Their findings were published in a Rural Broadband and Digital Services report on Tuesday (3 February).

The committee fears hard-to-reach rural communities are being overlooked in the race to upgrade basic broadband to superfast connections for 95% of the country’s premises by 2017.

From 1 January 2015, all CAP funding applications must be made online only. This is part of a wider government policy for services to become digital by default.

Committee chairman Anne McIntosh said: “Farmers are key drivers of the rural economy.

“Ensuring that all farmers are able to access the new online-only CAP applications later this year is absolutely vital.”

The new CAP represented a change in the system and delivery by the government’s Rural Payments Agency, said Ms McIntosh.

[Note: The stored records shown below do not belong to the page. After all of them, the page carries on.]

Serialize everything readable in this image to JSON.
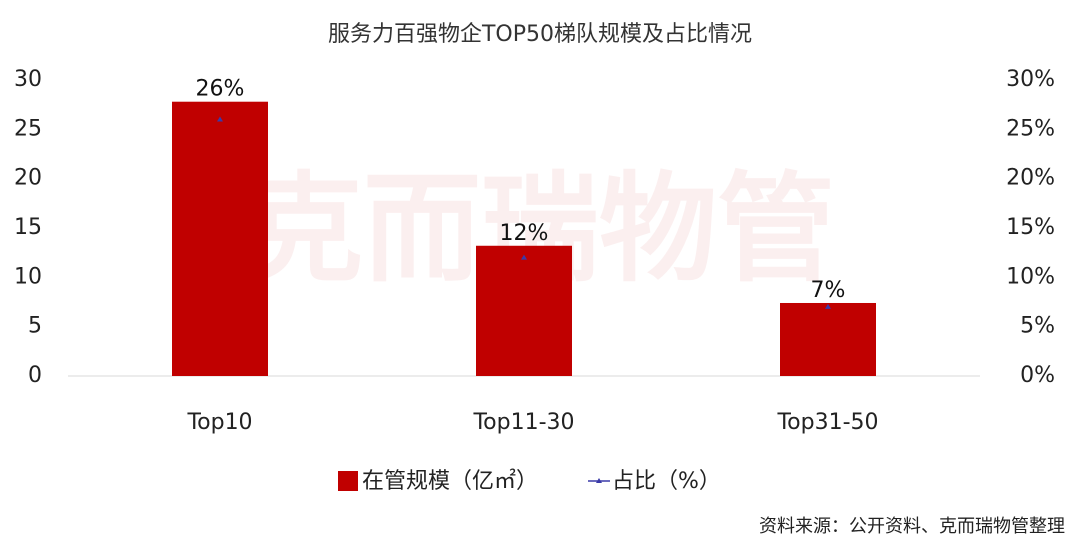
{
  "chart_data": {
    "type": "bar",
    "title": "服务力百强物企TOP50梯队规模及占比情况",
    "watermark": "克而瑞物管",
    "source": "资料来源：公开资料、克而瑞物管整理",
    "categories": [
      "Top10",
      "Top11-30",
      "Top31-50"
    ],
    "series": [
      {
        "name": "在管规模（亿㎡）",
        "color": "#c00000",
        "values": [
          27.8,
          13.2,
          7.4
        ]
      },
      {
        "name": "占比（%）",
        "color": "#3a3aa8",
        "type": "line",
        "axis": "y2",
        "values": [
          26,
          12,
          7
        ],
        "value_labels": [
          "26%",
          "12%",
          "7%"
        ]
      }
    ],
    "ylim": [
      0,
      30
    ],
    "yticks": [
      0,
      5,
      10,
      15,
      20,
      25,
      30
    ],
    "y2lim": [
      0,
      30
    ],
    "y2ticks": [
      {
        "value": 0,
        "label": "0%"
      },
      {
        "value": 5,
        "label": "5%"
      },
      {
        "value": 10,
        "label": "10%"
      },
      {
        "value": 15,
        "label": "15%"
      },
      {
        "value": 20,
        "label": "20%"
      },
      {
        "value": 25,
        "label": "25%"
      },
      {
        "value": 30,
        "label": "30%"
      }
    ],
    "legend": "bottom"
  }
}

“Defra and the RPA must draw on lessons learned in the past to minimise the risk of further disallowance and also ensure that all farmers have adequate access to the system.”

The report raises fears that a focus on improving access for most of the country may leave a minority with little or no ability to use key government services delivered only or mainly online.

Government plans to transform broadband require 95% of premises to have superfast speeds of 24m by 2017, although BT told the committee that the target might slip into 2018.

Ms McIntosh said: “People living in the hard-to-reach 5% of premises need the same access as the rest to online and digital services.

“There is a risk in the current approach that improving service for those who already have it will leave the rural farms, businesses and homes who have little or none even further behind.”